- Three children hurt in Northern Ireland bomb blast
- Police said device was intended to kill and hurt officers
- Protestant group marches through Londonderry
(CNN) -- Police in Northern Ireland said Saturday "it was an absolute miracle" that three children were not more seriously injured in a bomb explosion in County Armagh.
A "no-warning" bomb went off in a bin in the center of Lurgan. The blast blew a hole in a metal fence and the children -- two of them 12 years old and one 2 years old -- sustained cuts from flying debris. The children required hospital treatment, local police said.
The device exploded several hundreds meters away from where police officers were about to cordon off a school. There were earlier warnings that a device may be left in one or more schools in Northern Ireland.
Chief inspector Sam Cordner of Lurgan police was relieved that the children's injuries were not worse, but he condemned the bomb as an attempt to kill and injure police arriving at the school.

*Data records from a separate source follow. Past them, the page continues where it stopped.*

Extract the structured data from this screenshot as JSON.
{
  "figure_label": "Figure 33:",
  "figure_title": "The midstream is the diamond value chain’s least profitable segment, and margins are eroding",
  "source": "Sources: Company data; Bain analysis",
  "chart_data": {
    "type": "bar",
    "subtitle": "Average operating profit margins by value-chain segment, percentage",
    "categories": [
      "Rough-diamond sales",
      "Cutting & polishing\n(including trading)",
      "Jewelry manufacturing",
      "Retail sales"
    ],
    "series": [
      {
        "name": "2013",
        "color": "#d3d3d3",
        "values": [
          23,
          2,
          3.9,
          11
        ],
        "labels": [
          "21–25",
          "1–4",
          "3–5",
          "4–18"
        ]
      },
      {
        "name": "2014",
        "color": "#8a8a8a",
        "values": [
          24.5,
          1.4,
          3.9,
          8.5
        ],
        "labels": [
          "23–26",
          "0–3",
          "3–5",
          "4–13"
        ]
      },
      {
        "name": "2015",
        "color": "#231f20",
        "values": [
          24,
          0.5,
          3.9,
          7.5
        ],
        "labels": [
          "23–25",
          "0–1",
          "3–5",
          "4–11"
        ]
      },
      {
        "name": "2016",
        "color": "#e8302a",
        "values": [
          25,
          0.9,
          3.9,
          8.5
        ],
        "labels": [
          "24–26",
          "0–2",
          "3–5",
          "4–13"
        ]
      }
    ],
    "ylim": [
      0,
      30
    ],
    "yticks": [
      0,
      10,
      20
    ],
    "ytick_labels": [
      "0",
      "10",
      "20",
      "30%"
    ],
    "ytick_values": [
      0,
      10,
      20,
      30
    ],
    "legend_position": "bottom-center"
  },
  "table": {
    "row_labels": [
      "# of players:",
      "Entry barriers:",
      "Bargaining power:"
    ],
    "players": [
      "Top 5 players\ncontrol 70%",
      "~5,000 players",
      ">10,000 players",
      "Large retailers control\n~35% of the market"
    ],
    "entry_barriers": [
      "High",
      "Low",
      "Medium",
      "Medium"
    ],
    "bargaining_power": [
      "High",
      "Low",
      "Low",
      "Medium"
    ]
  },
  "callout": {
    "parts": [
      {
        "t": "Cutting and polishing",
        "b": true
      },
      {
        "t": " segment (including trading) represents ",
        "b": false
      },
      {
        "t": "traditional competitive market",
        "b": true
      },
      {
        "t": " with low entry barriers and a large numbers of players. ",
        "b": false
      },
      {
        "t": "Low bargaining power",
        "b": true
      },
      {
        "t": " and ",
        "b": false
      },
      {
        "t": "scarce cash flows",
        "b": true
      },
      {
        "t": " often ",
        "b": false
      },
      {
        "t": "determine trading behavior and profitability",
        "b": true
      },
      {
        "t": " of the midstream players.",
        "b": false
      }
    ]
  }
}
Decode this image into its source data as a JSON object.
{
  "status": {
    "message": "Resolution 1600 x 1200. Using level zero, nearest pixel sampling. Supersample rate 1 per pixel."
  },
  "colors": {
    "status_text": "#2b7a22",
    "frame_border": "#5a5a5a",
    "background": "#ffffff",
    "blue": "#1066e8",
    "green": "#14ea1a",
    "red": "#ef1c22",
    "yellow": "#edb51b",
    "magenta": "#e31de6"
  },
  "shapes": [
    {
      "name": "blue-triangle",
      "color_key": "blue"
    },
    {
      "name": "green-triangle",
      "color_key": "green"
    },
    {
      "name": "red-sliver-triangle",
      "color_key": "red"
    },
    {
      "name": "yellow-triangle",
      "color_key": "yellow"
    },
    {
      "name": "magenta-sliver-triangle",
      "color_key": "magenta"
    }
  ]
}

"The people who carry out these senseless acts show a total disregard for their fellow man and are not part of the society within which the majority of people of Northern Ireland wish to live," he said.
Meanwhile, amid tight security in mainly Catholic Northern Ireland, a Protestant group marched through the streets of Londonderry. The march began at 12:30 p.m. (7:30 a.m. ET) and ended peacefully several hours later.
Saturday's march by the Apprentice Boys is the largest of several they hold during the year, mainly in summer. The march commemorates the Siege of Derry in 1689, when thousands of Protestants died.
Trouble flared in Ardoyne and other areas of Belfast last month after a decision to allow another Protestant parade to pass through a mainly Catholic neighborhood on July 12, a day when Protestants march to celebrate the victory of England's King William III over his ousted Catholic predecessor, James II, in 1689.
Dozens of officers were hurt in days of violence surrounding the annual event, known as The Twelfth.